Pescetarian, Vegetarian, Vegan, Raw: What’s the Difference?

Seeing that I practice all three and one more, I thought it appropriate that I share the differences.

A pescetarian is a person who does not eat any red meat, pork or poultry.  They consume fish or fish oils which are high on Omega-3 fatty acids.  They choose this lifestyle usually for two reasons: 1) the belief that consumption of fish is necessary for optimum life; and 2) as a stepping stone to a vegetarian diet.  The word is derived from the Latin word piscis.  Looks a lot like Pisces, huh???  And you know the symbol for Pisces, right?  In English, pesce means fish.  In Spanish, it’s spelled pesca.

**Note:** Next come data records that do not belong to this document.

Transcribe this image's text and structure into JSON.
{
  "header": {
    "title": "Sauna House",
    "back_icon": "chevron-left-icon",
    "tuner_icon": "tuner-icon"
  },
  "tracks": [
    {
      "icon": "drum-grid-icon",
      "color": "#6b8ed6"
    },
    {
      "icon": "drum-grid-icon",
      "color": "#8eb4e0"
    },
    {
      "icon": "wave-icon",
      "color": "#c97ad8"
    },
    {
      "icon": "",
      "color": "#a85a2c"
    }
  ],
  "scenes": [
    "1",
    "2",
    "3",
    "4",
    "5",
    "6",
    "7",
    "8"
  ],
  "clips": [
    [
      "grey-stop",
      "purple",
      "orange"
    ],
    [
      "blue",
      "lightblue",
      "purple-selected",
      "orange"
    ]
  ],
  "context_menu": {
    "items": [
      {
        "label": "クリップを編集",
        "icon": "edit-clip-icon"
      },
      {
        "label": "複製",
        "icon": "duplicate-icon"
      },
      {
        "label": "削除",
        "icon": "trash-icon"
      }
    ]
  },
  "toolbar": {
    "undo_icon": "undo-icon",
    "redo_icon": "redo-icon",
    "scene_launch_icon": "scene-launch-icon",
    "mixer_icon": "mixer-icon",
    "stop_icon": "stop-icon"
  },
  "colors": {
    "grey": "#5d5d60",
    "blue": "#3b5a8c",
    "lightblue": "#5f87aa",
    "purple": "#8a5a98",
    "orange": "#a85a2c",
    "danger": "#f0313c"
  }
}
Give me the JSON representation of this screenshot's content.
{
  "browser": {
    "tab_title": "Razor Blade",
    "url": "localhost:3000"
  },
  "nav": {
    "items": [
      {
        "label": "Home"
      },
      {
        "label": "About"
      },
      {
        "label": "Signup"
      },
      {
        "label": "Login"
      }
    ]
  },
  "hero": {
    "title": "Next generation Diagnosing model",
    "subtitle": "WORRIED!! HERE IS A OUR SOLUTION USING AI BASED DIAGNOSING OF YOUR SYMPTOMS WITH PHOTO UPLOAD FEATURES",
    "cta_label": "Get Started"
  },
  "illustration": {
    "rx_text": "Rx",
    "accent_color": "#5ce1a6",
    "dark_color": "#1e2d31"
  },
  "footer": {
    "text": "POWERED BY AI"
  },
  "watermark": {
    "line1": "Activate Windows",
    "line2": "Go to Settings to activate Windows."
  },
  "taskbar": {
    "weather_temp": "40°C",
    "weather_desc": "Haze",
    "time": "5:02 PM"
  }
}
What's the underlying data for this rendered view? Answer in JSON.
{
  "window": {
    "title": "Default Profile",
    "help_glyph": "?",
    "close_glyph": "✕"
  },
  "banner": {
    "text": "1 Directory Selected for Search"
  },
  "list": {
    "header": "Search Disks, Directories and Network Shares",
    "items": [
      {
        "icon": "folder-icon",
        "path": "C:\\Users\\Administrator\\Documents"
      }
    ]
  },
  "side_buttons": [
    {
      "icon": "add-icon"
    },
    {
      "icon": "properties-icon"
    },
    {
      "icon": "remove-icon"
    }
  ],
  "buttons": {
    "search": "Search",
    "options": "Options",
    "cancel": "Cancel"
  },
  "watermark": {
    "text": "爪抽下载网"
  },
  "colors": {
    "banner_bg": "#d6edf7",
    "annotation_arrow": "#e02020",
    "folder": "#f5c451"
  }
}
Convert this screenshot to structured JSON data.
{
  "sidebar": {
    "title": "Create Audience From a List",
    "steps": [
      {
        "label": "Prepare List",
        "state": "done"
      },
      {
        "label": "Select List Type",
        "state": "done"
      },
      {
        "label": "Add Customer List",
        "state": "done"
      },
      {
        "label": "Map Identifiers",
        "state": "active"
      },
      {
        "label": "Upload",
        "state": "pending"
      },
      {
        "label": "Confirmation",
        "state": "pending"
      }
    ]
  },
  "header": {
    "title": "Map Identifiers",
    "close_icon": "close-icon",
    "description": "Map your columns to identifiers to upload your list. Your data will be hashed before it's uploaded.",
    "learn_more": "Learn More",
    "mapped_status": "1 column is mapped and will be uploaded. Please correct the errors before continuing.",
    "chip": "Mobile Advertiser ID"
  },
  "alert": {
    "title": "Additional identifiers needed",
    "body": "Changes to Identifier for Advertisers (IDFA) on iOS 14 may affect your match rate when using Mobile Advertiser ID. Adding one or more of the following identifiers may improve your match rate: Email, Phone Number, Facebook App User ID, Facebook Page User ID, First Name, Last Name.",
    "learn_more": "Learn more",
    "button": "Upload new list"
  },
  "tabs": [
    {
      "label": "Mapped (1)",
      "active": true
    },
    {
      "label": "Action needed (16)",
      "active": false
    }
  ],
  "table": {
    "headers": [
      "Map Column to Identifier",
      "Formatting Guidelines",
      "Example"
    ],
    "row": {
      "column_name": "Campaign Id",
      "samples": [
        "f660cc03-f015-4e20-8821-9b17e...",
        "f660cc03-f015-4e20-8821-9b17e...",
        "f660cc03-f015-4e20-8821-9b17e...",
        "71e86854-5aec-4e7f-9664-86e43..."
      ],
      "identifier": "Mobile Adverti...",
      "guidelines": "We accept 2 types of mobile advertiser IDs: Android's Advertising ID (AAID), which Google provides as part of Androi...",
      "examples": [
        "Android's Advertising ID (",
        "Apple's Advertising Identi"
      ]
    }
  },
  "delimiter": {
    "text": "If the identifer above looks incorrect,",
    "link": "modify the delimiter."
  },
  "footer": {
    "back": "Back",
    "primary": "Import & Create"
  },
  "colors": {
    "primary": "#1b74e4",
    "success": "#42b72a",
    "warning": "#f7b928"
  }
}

The word “vegetarian” is derived from the Latin word “vegetus” meaning lively or vigorous.  A vegetarian is a person who does not eat any animals, but does eat eggs and dairy.  There are two categories of vegetarians.  Ovo vegetarians eat eggs, but no diary.  And lacto vegetarians eat diary but no eggs.  The eggs and dairy are maintained in the diet for the purpose of getting protein.  Good vegetarian protein sources are beans, peas, nuts, rice, dairy products, eggs, lentils, seeds, tofu and soya.  Vegetarians also do not eat anything that was derived from dead animals such as gelatin or rennet.  Gelatin is made by boiling the ligaments, tendons, skin and bones of pigs and cattle in water.  Rennet is an enzyme taken from the stomach of a slaughtered calf and is used to curdle milk to make cheese.
A vegan is one who eats nothing derived from an animal.  This means no eggs, no dairy and no honey.  Many concerns around a vegan diet is the lack of protein.  However, vegans get a great amount of usable protein from seeds such as flax, pumpkin and hemp.  Also, proteins can be found in a variety of vegetables such as kale, sprouts, spinach, broccoli, cucumber, celery and tomatoes.  And of course protein exists in nuts such as almonds and walnuts.

From an historical point of view, I want to share how the term vegan was derived.  In 1944, Donald Watson, a member of the Vegetarian Society in Leicester, England, set out to create an organization of vegetarians who did not eat any dairy.  The Society rejected them starting an alliance within so they ventured out.  They coined the term vegan (VEE-gan) from the first three letters of vegetarian and the last two letters.  Watson explained, “veganism starts with vegetarianism and carries it through to its logical conclusion.”

The other category that I mostly ascribe to is rawism, raw foodie or raw foodist.  In this diet, the foods consumed are uncooked and unprocessed.  The exact definition of raw food varies, but generally the food is considered raw if it has not been heated to more than 115 degrees Fahrenheit.  Although there is debate over what quantity of raw food intake actually defines one as a raw foodist, it is mostly agreed that one who consumes 75% or more of raw food fits.  In this diet, a rawist consumes food with the most energy because it is living.  Heating food above 116 degrees F is believed to destroy enzymes in food that can assist in the digestion and absorption of food. Cooking is also thought to diminish the nutritional value and “life force” of food.

I certainly hope this information has assisted you in understanding the differences between the alternate diet lifestyles.  Personally I am mostly a raw foodie, but in certain situations, I will go as far a pescetarian diet.  This generally occurs when I’m eating out and I’m not interested in a piece of lettuce and sliced tomato for my meal.  It’s absolutely amazing to me how so many restaurants resist expanding their options.  But oh well.

I encourage you to do research yourself on the foods you consume.  I guarantee that you will be shocked to learn how many of them are simply not good for your body.

Please share the things that you discover or have discovered.